Erdoğan, Aksaray’da ve üç yıllık bir ‘özel yüksek okulda’ kayıtlıdır, kamulaştırma, okulda hiçbir değişiklik yapmamıştır. Gece açıktı ve okulun iki yıllık olma ihtimali de var, yurt dışından bana ulaşan bazı haberler, haber verenleri burada okumuş, sonra dışarıya çıkmış olanlar olarak anlıyorum, ‘iki yıllık’ dediler. Önemli değil, önemli olan şudur, ‘Yusuf Hoca doğru yoldasın ve ha gayret’ diyoruz.
Bırakıyorum, Ahmet Hakan’a dönüyorum, 27 Nisan 20014 tarihli Hürriyet Gazetesi’ne geliyorum ve aktarmaya başlıyorum: ‘Cumhurbaşkanı olmak için üniversite mezunu olmak şart. /Bu şart, Bülent Ecevit’in cumhurbaşkanı olmasının önünü kesmişti./ Şimdi de aynı saçma şarta dayanılarak yalan yanlış iddialarla ‘Erdoğan’ın üniversite diploması’ konusu gündeme getiriliyor’. Müthiş pek bilgiç, eski dilimizde ‘ukala’ diyorduk, yazısına böyle başlıyor ve ben de gerekli derslere hazırlanıyorum.
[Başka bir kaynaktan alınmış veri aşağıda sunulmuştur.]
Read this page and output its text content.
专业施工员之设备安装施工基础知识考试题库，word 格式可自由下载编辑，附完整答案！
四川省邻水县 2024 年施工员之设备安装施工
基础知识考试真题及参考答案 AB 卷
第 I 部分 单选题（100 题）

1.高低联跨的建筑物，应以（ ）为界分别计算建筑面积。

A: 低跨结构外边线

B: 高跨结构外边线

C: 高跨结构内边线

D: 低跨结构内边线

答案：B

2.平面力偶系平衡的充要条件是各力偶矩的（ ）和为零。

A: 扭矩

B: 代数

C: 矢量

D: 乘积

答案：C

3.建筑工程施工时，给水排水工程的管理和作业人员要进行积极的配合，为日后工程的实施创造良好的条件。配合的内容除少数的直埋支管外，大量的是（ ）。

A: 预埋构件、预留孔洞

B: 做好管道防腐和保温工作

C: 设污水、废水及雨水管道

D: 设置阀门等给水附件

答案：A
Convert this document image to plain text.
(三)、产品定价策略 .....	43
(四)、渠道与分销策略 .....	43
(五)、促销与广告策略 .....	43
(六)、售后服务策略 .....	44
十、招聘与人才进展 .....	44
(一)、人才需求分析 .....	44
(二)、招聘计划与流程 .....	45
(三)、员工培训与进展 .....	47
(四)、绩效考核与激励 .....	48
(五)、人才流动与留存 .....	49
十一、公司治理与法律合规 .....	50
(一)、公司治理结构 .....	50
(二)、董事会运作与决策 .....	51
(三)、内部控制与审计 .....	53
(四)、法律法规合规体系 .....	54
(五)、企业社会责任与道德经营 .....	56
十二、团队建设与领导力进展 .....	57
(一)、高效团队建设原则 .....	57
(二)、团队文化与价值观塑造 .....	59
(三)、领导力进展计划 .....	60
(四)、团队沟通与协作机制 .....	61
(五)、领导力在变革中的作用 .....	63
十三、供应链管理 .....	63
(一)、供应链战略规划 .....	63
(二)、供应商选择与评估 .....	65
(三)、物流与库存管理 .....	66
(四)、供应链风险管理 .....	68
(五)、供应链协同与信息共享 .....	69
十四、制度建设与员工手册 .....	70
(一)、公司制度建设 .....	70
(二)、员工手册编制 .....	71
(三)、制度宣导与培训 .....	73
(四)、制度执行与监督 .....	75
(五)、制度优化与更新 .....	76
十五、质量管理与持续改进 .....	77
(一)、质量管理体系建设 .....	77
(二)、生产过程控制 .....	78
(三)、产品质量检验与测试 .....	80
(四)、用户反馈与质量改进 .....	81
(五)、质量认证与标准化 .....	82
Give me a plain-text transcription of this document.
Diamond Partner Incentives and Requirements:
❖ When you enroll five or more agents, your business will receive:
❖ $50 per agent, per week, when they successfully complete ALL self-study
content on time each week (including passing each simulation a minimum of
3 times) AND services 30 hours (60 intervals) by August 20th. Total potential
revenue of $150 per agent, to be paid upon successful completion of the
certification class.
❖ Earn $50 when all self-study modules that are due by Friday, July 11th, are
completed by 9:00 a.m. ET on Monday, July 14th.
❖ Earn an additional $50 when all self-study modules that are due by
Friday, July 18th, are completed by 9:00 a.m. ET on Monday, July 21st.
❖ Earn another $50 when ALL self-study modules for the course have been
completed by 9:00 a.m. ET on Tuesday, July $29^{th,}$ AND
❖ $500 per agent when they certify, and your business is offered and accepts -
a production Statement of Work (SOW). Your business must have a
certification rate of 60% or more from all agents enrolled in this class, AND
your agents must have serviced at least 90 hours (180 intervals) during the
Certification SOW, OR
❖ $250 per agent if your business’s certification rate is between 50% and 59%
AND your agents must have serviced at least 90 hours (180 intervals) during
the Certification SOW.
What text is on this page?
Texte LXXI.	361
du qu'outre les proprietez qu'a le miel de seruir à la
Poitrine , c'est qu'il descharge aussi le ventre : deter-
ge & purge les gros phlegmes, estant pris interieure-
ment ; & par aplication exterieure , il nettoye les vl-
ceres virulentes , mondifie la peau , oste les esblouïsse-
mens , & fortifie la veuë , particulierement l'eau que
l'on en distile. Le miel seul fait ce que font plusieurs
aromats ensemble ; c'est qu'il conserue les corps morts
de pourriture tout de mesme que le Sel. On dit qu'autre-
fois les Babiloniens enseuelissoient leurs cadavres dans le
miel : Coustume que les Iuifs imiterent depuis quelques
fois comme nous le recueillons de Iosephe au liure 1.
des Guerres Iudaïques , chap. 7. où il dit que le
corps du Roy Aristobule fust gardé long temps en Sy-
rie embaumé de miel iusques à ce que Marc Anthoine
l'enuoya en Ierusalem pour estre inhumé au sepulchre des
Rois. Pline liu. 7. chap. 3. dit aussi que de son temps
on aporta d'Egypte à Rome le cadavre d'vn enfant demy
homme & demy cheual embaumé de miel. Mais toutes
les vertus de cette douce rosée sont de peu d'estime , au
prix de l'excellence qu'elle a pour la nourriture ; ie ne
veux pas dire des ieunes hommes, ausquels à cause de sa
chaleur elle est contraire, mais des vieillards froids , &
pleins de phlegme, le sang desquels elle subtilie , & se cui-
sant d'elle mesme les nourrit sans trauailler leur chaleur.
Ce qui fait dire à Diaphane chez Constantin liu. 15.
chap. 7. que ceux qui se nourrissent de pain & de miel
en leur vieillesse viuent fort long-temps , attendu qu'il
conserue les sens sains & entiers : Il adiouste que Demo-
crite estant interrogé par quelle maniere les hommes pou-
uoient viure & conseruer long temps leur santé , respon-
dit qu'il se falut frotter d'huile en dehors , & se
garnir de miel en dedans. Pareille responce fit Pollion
Bir, uyduruyor, Ecevit’in hiçbir zaman cumhurbaşkanlığı sorunu olmadı, kimse önünü kesmedi, Ecevit hiç istemedi ve bunun çok açık bir nedeni var: Politika ve iş yapacaklar, cumhurbaşkanı olmayı hiç istemiyorlar. Hakan’ın bunları bilmesi mümkün değildir; 1970’li yıllarda, Ahmet Hakan, İmam-Hatip’te kuran ezberliyor olmalıdır. Bilmez ve bildikleri çok azdır. Ecevit’i katmaması isabetlidir.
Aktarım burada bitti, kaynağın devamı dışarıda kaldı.